Génération dakou
Edité par Lionel Bize, Antoine Guex, Aline Hostettler, Christian Indermuhle, Nathalie Monbaron et Thibault Walter.
Traduit du chinois (mandarin) par Antoine Guex et de l’anglais par Aline Hostettler et Lionel Bize.
Je m’assieds sur les toilettes à l’écoute de l’eau qui remplit le réservoir : elle s’écoule, s’agite, puis pénètre dans une autre petite vanne étroite, quelques gouttes fuient au cours du trajet. En même temps, l’eau s’évacue de la cuvette, tourbillonne, gronde, se recompose tranquillement, tandis qu’elle fait disparaître au loin, dans ses voies sinueuses, la réalité d’un monde. J’aimerais réfléchir encore une fois à ce problème : puisque les sons du monde sont naturellement parfaits, pourquoi doit-on encore faire de la musique ? Le bruit de la chasse d’eau : on entend par apparitions successives une fragilité triste, un long son discret, un événement imprévu empreint d’humour, comme un dialogue avec un dernier écho : un son d’adieu, réponse plus claire que n’importe quelle allusion littéraire.
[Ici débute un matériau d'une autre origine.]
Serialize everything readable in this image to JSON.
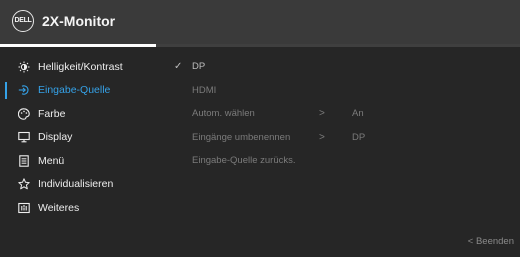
{
  "header": {
    "logo": "DELL",
    "title": "2X-Monitor"
  },
  "progress": {
    "fraction": 0.3
  },
  "menu": {
    "items": [
      {
        "icon": "brightness-icon",
        "label": "Helligkeit/Kontrast"
      },
      {
        "icon": "input-source-icon",
        "label": "Eingabe-Quelle",
        "active": true
      },
      {
        "icon": "color-icon",
        "label": "Farbe"
      },
      {
        "icon": "display-icon",
        "label": "Display"
      },
      {
        "icon": "menu-icon",
        "label": "Menü"
      },
      {
        "icon": "star-icon",
        "label": "Individualisieren"
      },
      {
        "icon": "others-icon",
        "label": "Weiteres"
      }
    ]
  },
  "submenu": {
    "items": [
      {
        "label": "DP",
        "checked": true
      },
      {
        "label": "HDMI"
      },
      {
        "label": "Autom. wählen",
        "arrow": ">",
        "value": "An"
      },
      {
        "label": "Eingänge umbenennen",
        "arrow": ">",
        "value": "DP"
      },
      {
        "label": "Eingabe-Quelle zurücks."
      }
    ]
  },
  "footer": {
    "exit_label": "< Beenden"
  },
  "colors": {
    "accent": "#35a2e8",
    "background": "#262626",
    "header": "#3a3a3a"
  }
}
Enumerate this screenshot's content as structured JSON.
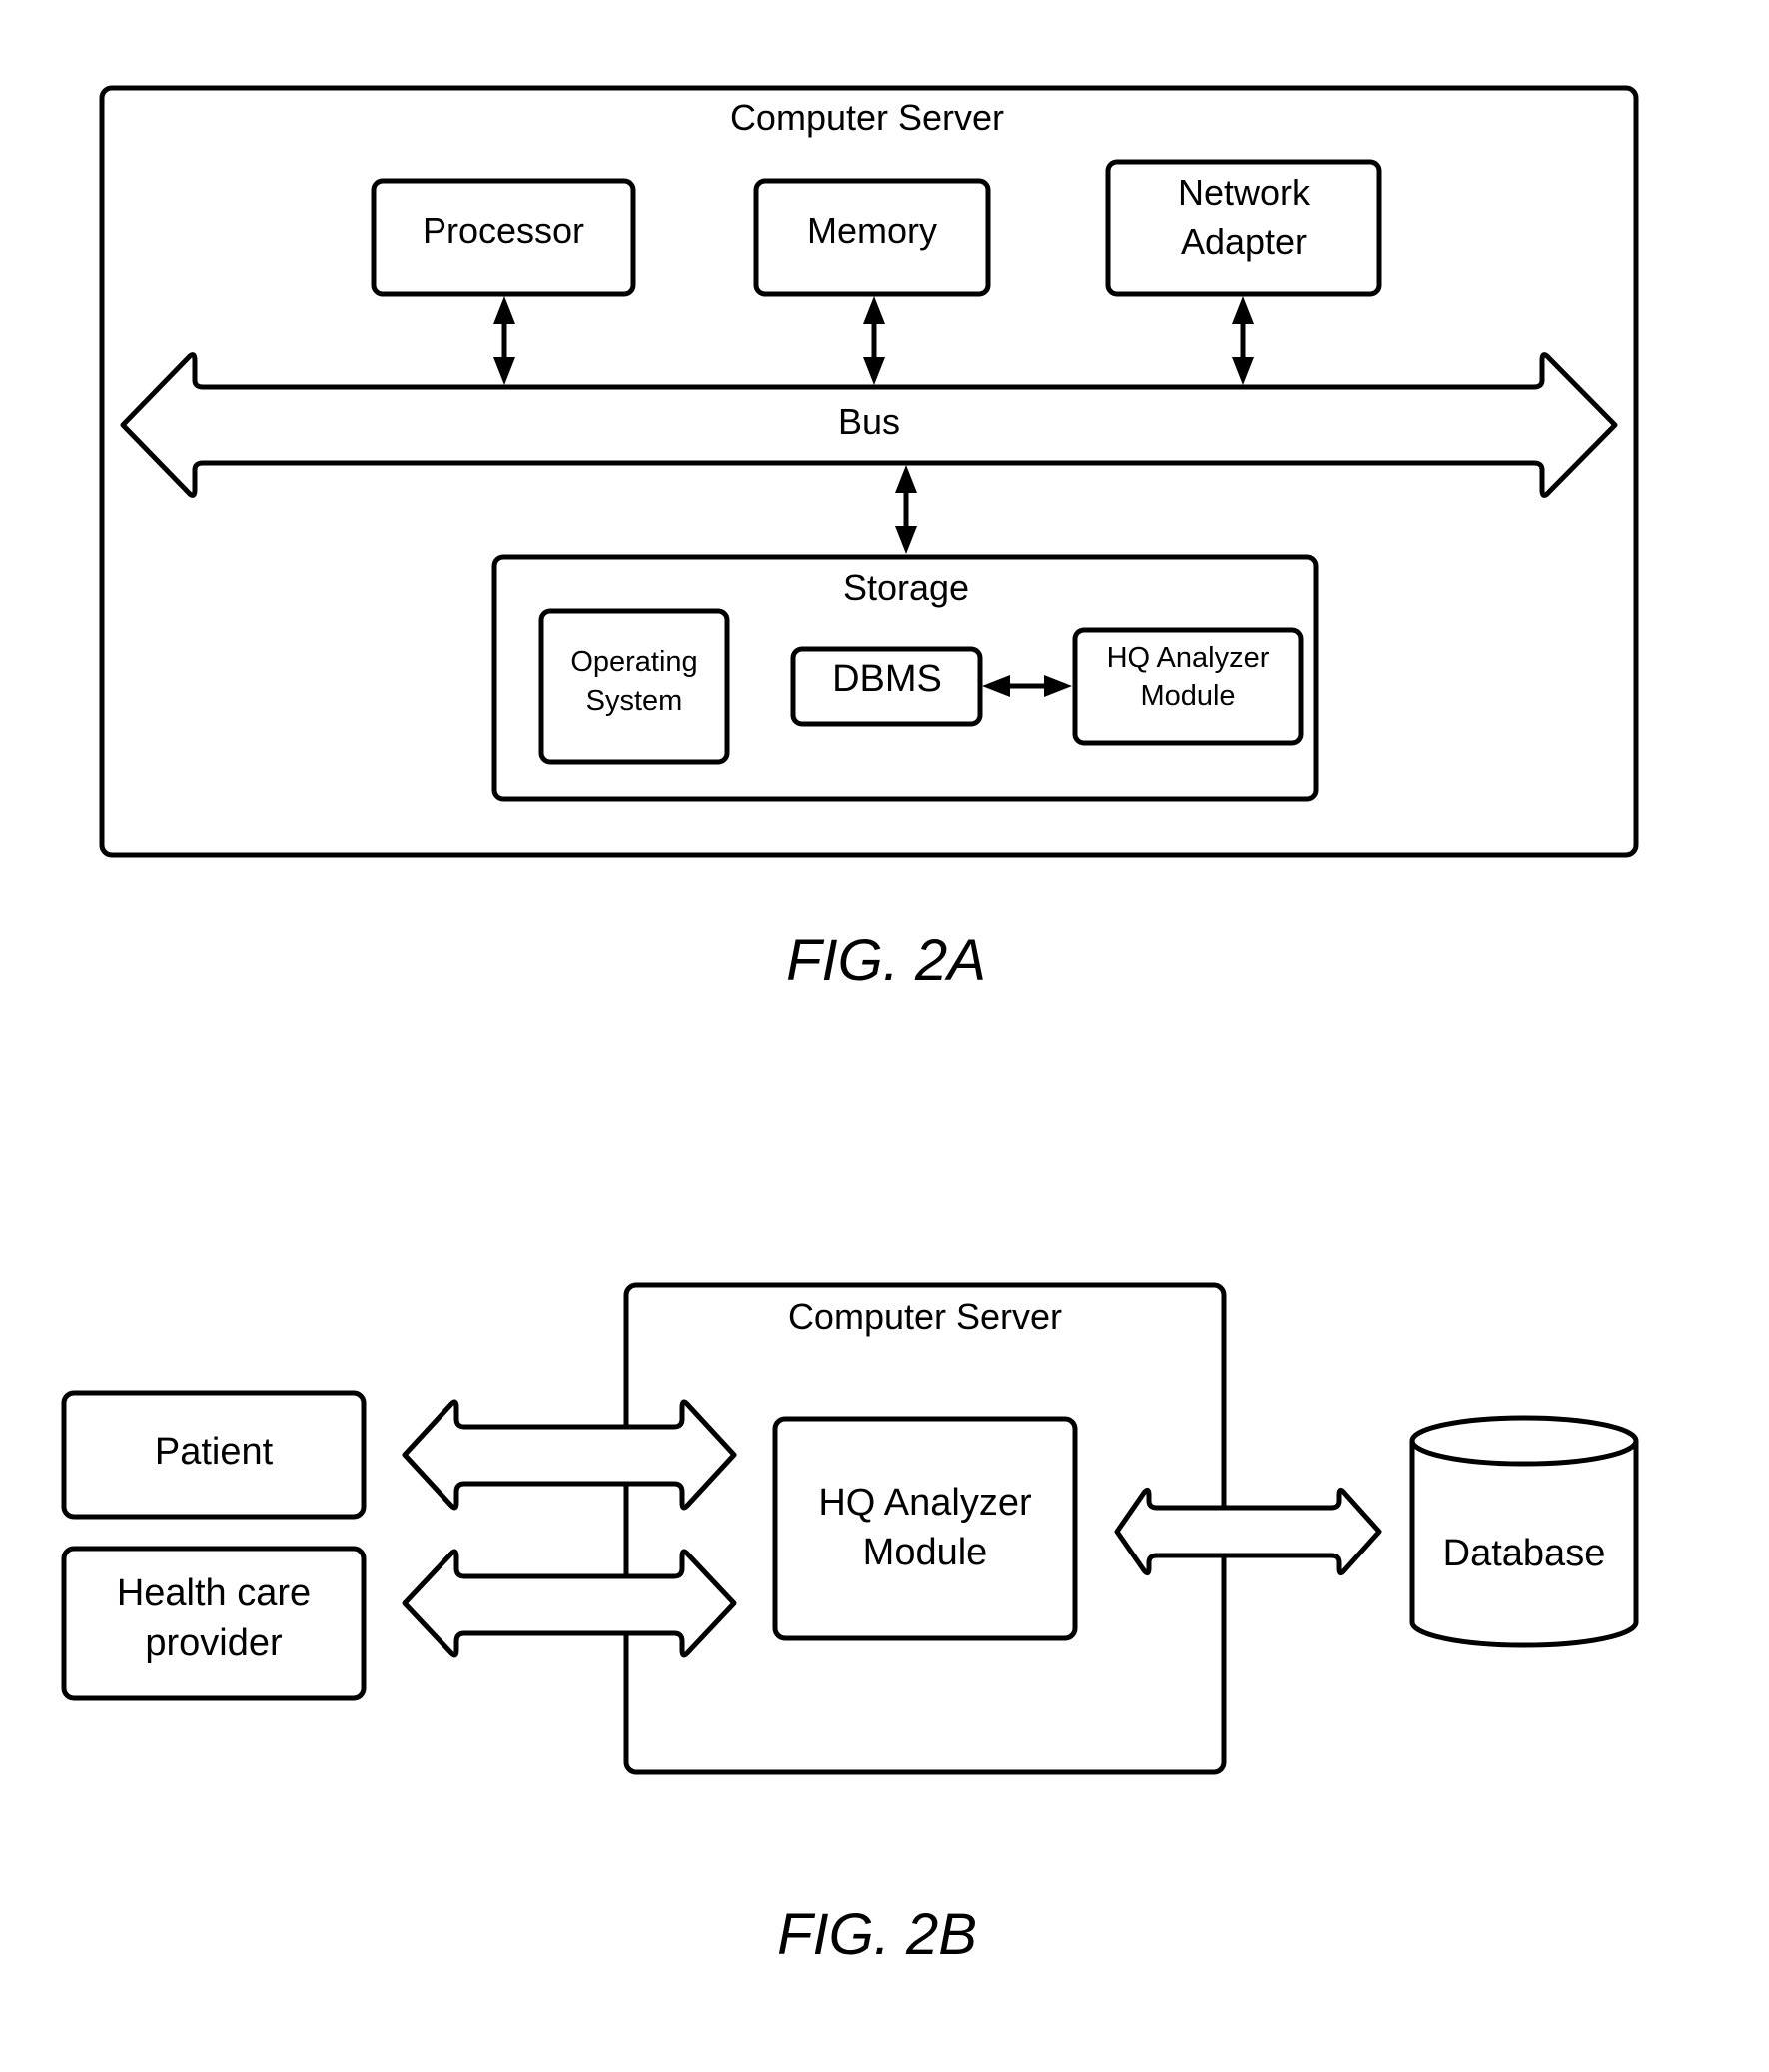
{
  "figure_2a": {
    "caption": "FIG. 2A",
    "container_label": "Computer Server",
    "components": {
      "processor": "Processor",
      "memory": "Memory",
      "network_adapter": [
        "Network",
        "Adapter"
      ]
    },
    "bus_label": "Bus",
    "storage": {
      "label": "Storage",
      "operating_system": [
        "Operating",
        "System"
      ],
      "dbms": "DBMS",
      "hq_analyzer_module": [
        "HQ Analyzer",
        "Module"
      ]
    },
    "connections": [
      {
        "from": "Processor",
        "to": "Bus",
        "type": "bidirectional"
      },
      {
        "from": "Memory",
        "to": "Bus",
        "type": "bidirectional"
      },
      {
        "from": "Network Adapter",
        "to": "Bus",
        "type": "bidirectional"
      },
      {
        "from": "Bus",
        "to": "Storage",
        "type": "bidirectional"
      },
      {
        "from": "DBMS",
        "to": "HQ Analyzer Module",
        "type": "bidirectional"
      }
    ]
  },
  "figure_2b": {
    "caption": "FIG. 2B",
    "patient": "Patient",
    "health_care_provider": [
      "Health care",
      "provider"
    ],
    "container_label": "Computer Server",
    "hq_analyzer_module": [
      "HQ Analyzer",
      "Module"
    ],
    "database": "Database",
    "connections": [
      {
        "from": "Patient",
        "to": "HQ Analyzer Module",
        "type": "bidirectional"
      },
      {
        "from": "Health care provider",
        "to": "HQ Analyzer Module",
        "type": "bidirectional"
      },
      {
        "from": "HQ Analyzer Module",
        "to": "Database",
        "type": "bidirectional"
      }
    ]
  }
}
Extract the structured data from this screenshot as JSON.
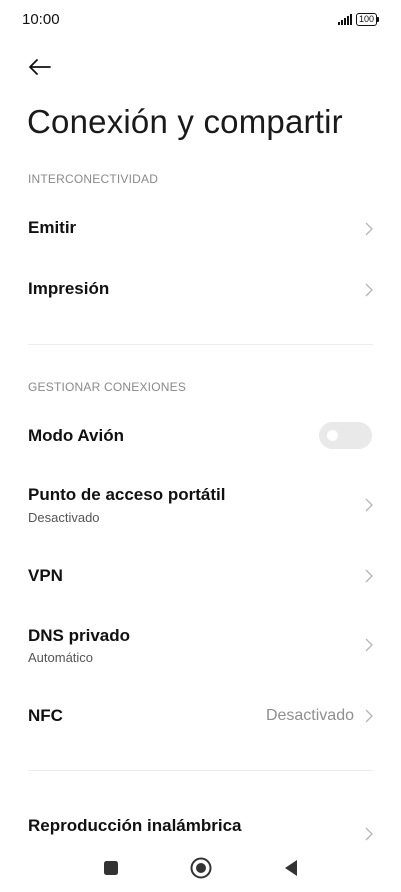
{
  "status_bar": {
    "time": "10:00",
    "battery": "100",
    "icons": [
      "signal-icon",
      "battery-icon"
    ]
  },
  "header": {
    "back_icon": "back-arrow-icon",
    "title": "Conexión y compartir"
  },
  "sections": [
    {
      "header": "INTERCONECTIVIDAD",
      "items": [
        {
          "label": "Emitir"
        },
        {
          "label": "Impresión"
        }
      ]
    },
    {
      "header": "GESTIONAR CONEXIONES",
      "items": [
        {
          "label": "Modo Avión",
          "toggle": false
        },
        {
          "label": "Punto de acceso portátil",
          "subtitle": "Desactivado"
        },
        {
          "label": "VPN"
        },
        {
          "label": "DNS privado",
          "subtitle": "Automático"
        },
        {
          "label": "NFC",
          "value": "Desactivado"
        }
      ]
    },
    {
      "items": [
        {
          "label": "Reproducción inalámbrica"
        }
      ]
    }
  ],
  "nav_bar": {
    "icons": [
      "recent-apps-icon",
      "home-icon",
      "back-icon"
    ]
  },
  "colors": {
    "background": "#ffffff",
    "text": "#111111",
    "secondary_text": "#8a8a8a",
    "toggle_off": "#e9e9e9"
  }
}
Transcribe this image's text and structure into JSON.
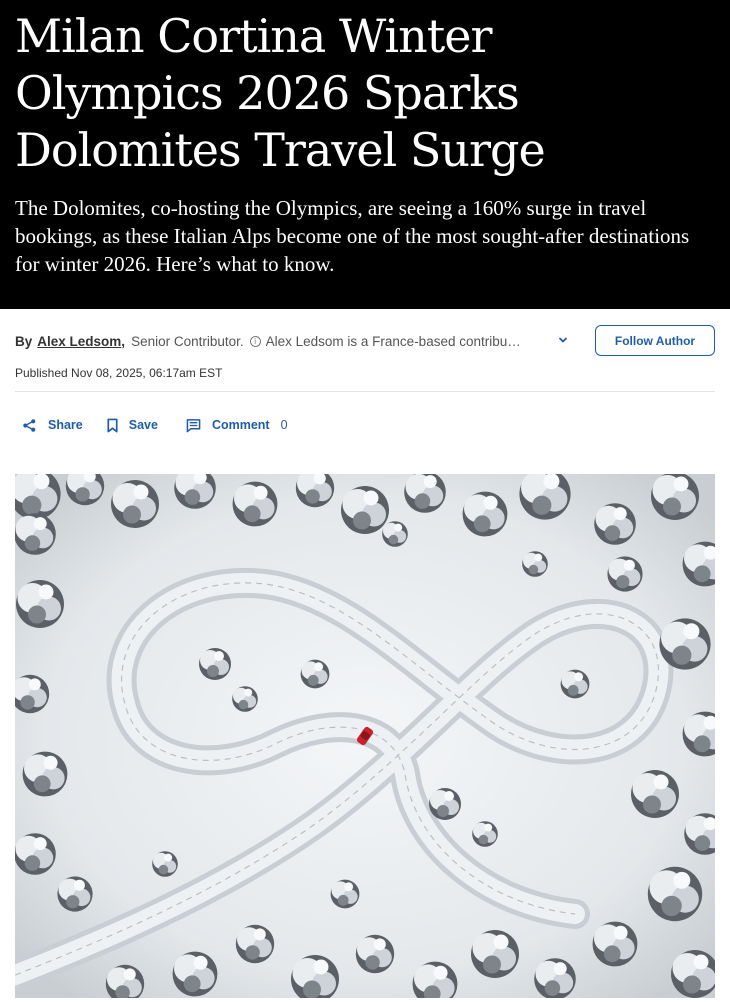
{
  "article": {
    "headline": "Milan Cortina Winter Olympics 2026 Sparks Dolomites Travel Surge",
    "dek": "The Dolomites, co-hosting the Olympics, are seeing a 160% surge in travel bookings, as these Italian Alps become one of the most sought-after destinations for winter 2026. Here’s what to know."
  },
  "byline": {
    "prefix": "By",
    "author": "Alex Ledsom",
    "comma": ",",
    "title": "Senior Contributor.",
    "info_icon": "info-icon",
    "bio": "Alex Ledsom is a France-based contributor",
    "expand_icon": "chevron-down-icon",
    "follow_label": "Follow Author"
  },
  "published": "Published Nov 08, 2025, 06:17am EST",
  "actions": {
    "share_label": "Share",
    "share_icon": "share-icon",
    "save_label": "Save",
    "save_icon": "bookmark-icon",
    "comment_label": "Comment",
    "comment_icon": "comment-icon",
    "comment_count": "0"
  },
  "colors": {
    "hero_background": "#000000",
    "link_blue": "#1f5dac",
    "car_red": "#c8232c"
  }
}
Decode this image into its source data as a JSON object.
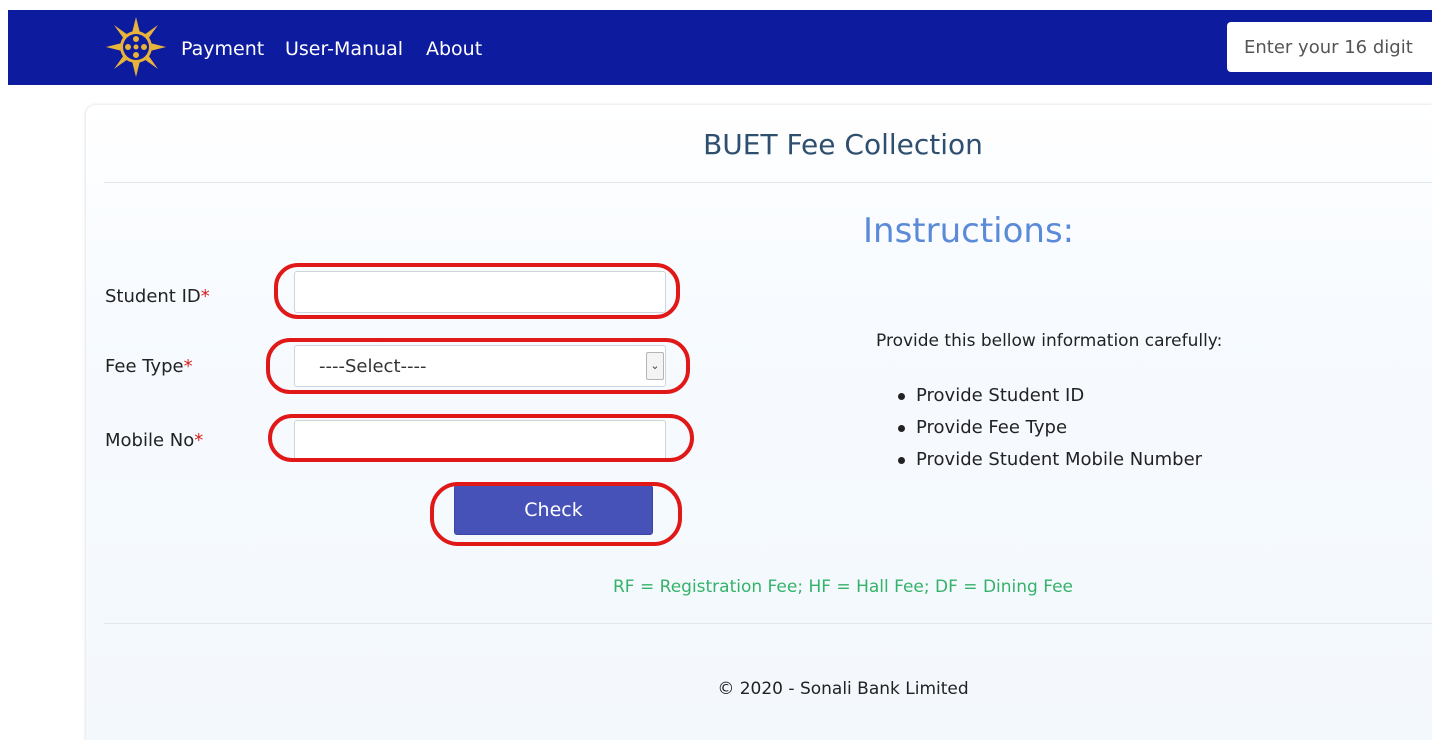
{
  "navbar": {
    "logo_icon": "sun-emblem-icon",
    "links": [
      {
        "label": "Payment"
      },
      {
        "label": "User-Manual"
      },
      {
        "label": "About"
      }
    ],
    "search_placeholder": "Enter your 16 digit",
    "background_color": "#0d1b9e"
  },
  "main": {
    "title": "BUET Fee Collection",
    "form": {
      "student_id": {
        "label": "Student ID",
        "required_mark": "*",
        "value": ""
      },
      "fee_type": {
        "label": "Fee Type",
        "required_mark": "*",
        "selected": "----Select----"
      },
      "mobile_no": {
        "label": "Mobile No",
        "required_mark": "*",
        "value": ""
      },
      "check_button": {
        "label": "Check",
        "color": "#4652b8"
      }
    },
    "instructions": {
      "title": "Instructions:",
      "intro": "Provide this bellow information carefully:",
      "items": [
        "Provide Student ID",
        "Provide Fee Type",
        "Provide Student Mobile Number"
      ]
    },
    "fee_legend": "RF = Registration Fee; HF = Hall Fee; DF = Dining Fee",
    "highlight_color": "#e01818"
  },
  "footer": {
    "text": "© 2020 - Sonali Bank Limited"
  }
}
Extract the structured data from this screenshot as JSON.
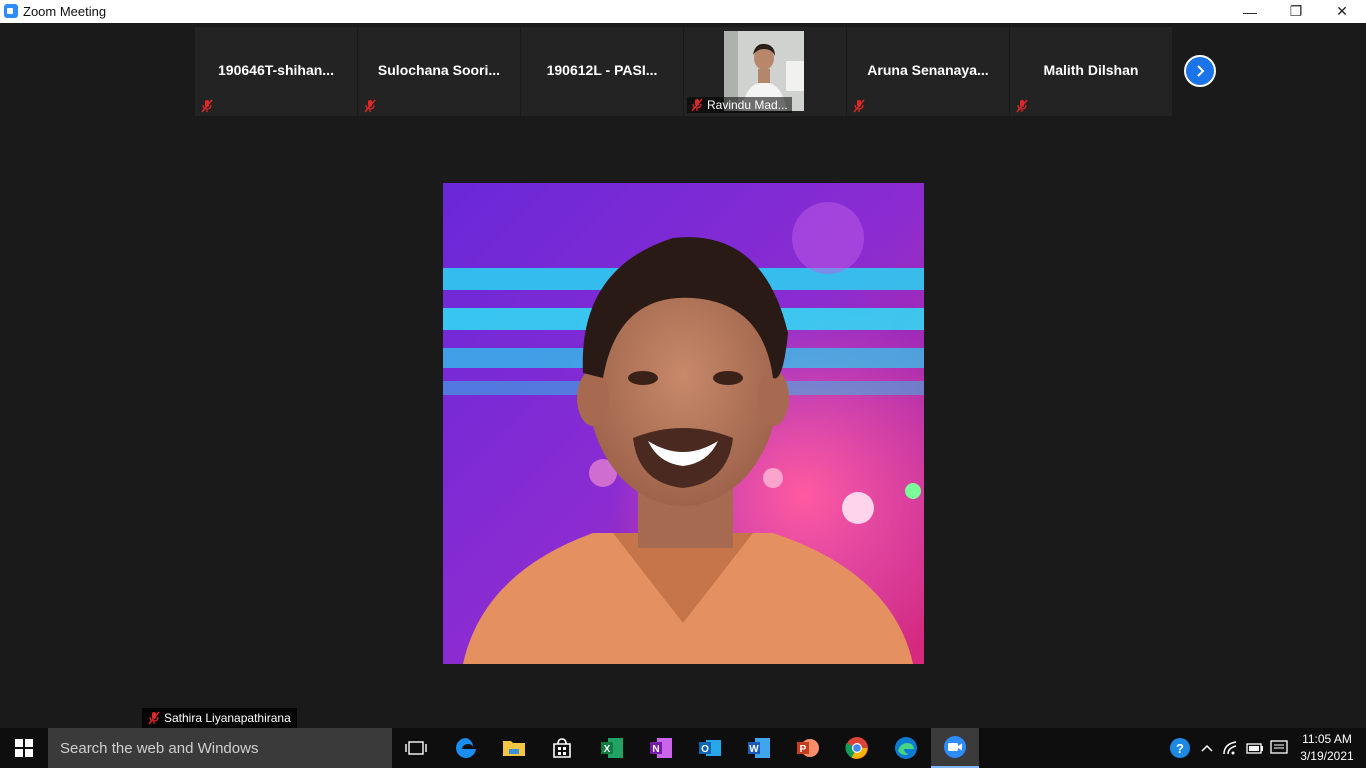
{
  "window": {
    "title": "Zoom Meeting",
    "controls": {
      "minimize": "—",
      "maximize": "❐",
      "close": "✕"
    }
  },
  "filmstrip": {
    "participants": [
      {
        "name": "190646T-shihan...",
        "muted": true,
        "video": false
      },
      {
        "name": "Sulochana  Soori...",
        "muted": true,
        "video": false
      },
      {
        "name": "190612L - PASI...",
        "muted": false,
        "video": false
      },
      {
        "name": "Ravindu Mad...",
        "muted": true,
        "video": true
      },
      {
        "name": "Aruna  Senanaya...",
        "muted": true,
        "video": false
      },
      {
        "name": "Malith Dilshan",
        "muted": true,
        "video": false
      }
    ],
    "next_icon": "chevron-right-icon"
  },
  "active_speaker": {
    "name": "Sathira Liyanapathirana",
    "muted": true
  },
  "taskbar": {
    "search_placeholder": "Search the web and Windows",
    "apps": [
      "task-view",
      "edge-legacy",
      "file-explorer",
      "store",
      "excel",
      "onenote",
      "outlook",
      "word",
      "powerpoint",
      "chrome",
      "edge",
      "zoom"
    ],
    "active_app": "zoom",
    "clock": {
      "time": "11:05 AM",
      "date": "3/19/2021"
    }
  },
  "colors": {
    "background": "#1a1a1a",
    "tile": "#232323",
    "accent": "#1a73e8",
    "muted_red": "#e02828",
    "taskbar": "#0e0e0e"
  }
}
Alors qu’on saisit en dedans une trame sonore, elle entre dans un état de repos et plus nombreux sont les sons qui apparaissent, plus subtils, plus vastes ; ce calme semble un puits sans fond : plus on descend, plus la lumière est grande.
Yan Jun est un poète et musicien chinois, né en 1973 à Lanzhou et vivant à Pékin. Co-fondateur du collectif Sub Jam en 1998 et du label Kwanyin Records en 2004, il est l’un des animateurs les plus actifs de la scène expérimentale chinoise contemporaine. Son œuvre revisite les héritages d’une génération qui a fouillé les décombres et les surplus des productions industrielles occidentales chez les brocanteurs des marchés chinois. C’est ainsi qu’elle a fabriqué un univers poétique et musical aux recyclages inventifs, riches d’expérimentations multiples, créant une forme de critique subtile, fragile et drôle, des mondes contemporains.